SISTEM PEMERINTAHAN NEGARA REPUBLIK
INDONESIA SEBELUM AMANDEMEN
UNDANG-UNDANG DASAR 1945
PAPER
Diajukan
Untuk Memenuhi Salah Satu Tugas
Mata
Kuliah Sistem Pemerintahan Indonesia
Oleh:
Dede
Irawan (NPM 41183506110008)
PROGRAM STUDI ILMU PEMERINTAHAN
FAKULTAS ILMU SOSIAL DAN ILMU
POLITIK
UNIVERSITAS ISLAM “45 BEKASI
2013
KATA PENGANTAR
Puji syukur kehadirat
Allah SWT karena atas karuniaNya saya dapat menyelesaikan Paper ini dengan tema
“Sistem Pemerintahan Indonesia”. Paper ini bertujuan untuk memenuhi tugas mata
kuliah Sistem Pemerintahan Indonesia. Selain itu juga untuk memberikan
informasi atau gambaran umum mengenai Sistem Pemerintahan Indonesia. Pada kesempatan ini, kami ingin mengucapkan terima
kasih kepada dosen pembimbing Bapak Yanto Supriyanto, Drs, M. Si selaku dosen
mata kuliah Sistem Pemerintahan Indonesia.
Sayapun menyadari bahwa
Paper ini masih banyak kekurangannya dan perlu disempurnakan. Oleh karena itu,
dengan kerendahan hati saya menerima kritik dan saran yang bersifat membangun.

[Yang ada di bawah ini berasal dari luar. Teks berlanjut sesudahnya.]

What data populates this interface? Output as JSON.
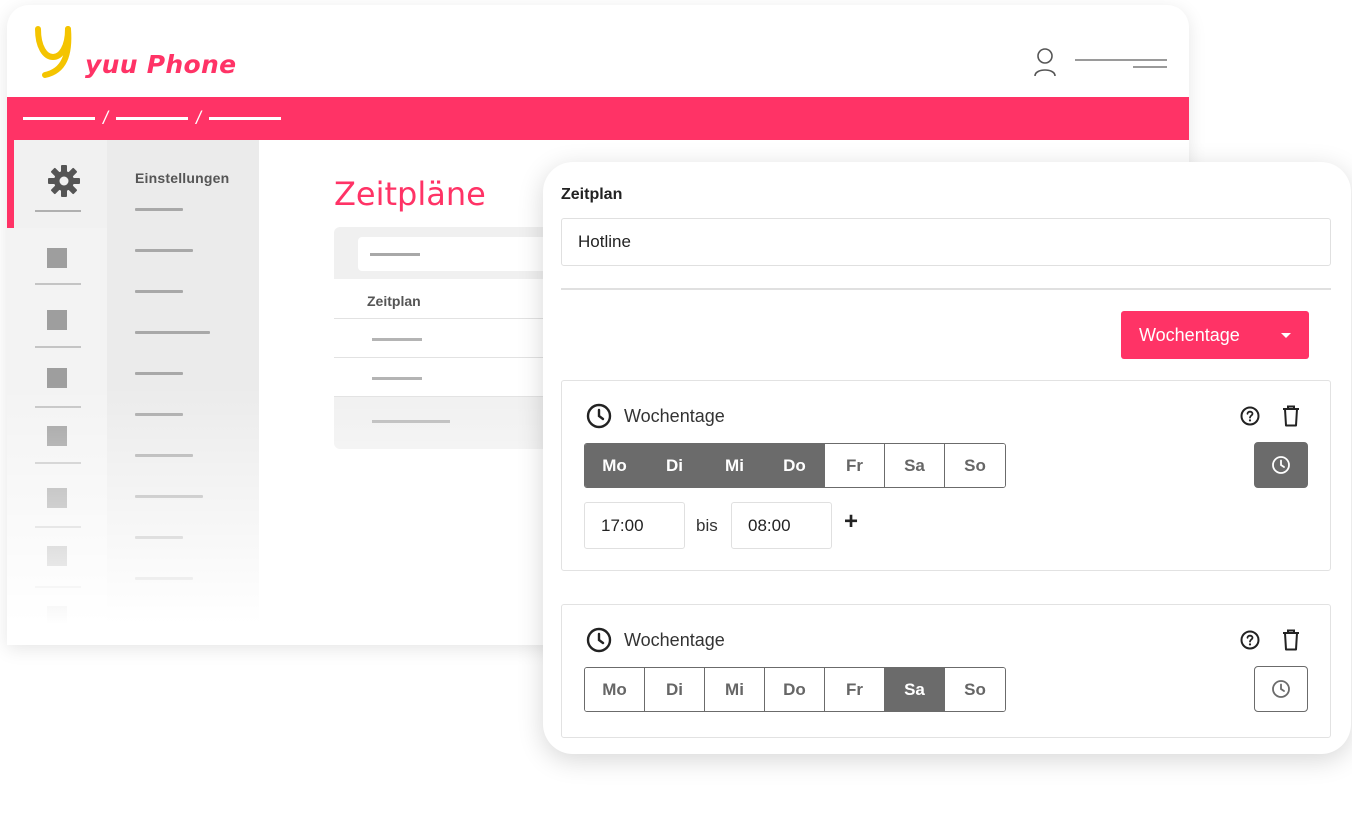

Besar harapan, semoga Paper ini bermanfaat bagi saya dan para pembaca untuk
memberikan tambahan pengetahuan dan wawasan khususnya mengenai Sistem
Pemerintahan Indonesia.
Bekasi,
Januari 2013
Penulis
BAB
I
PENDAHULUAN
A. Latar Belakang Masalah
Jati diri suatu bangsa bukan saja dapat kita lihat dari
bagaimana karakter pokok dari para warga bangsa, tetapi juga dari pilihan
ideologi dan sistem pemerintahan yang dipilih oleh bangsa tersebut. Topik yang
hendak saya bahas pada makalah ini adalah Sistem Pemerintahan Indonesia. Masalah
sistem pemerintahan tersebut saya pandang perlu kita wacanakan kembali karena
selama ini pemahaman kita tentang bentuk dan susunan pemerintahan negara
hanyalah didasarkan pada sumber-sumber sejarah yang diragukan keotentikannya.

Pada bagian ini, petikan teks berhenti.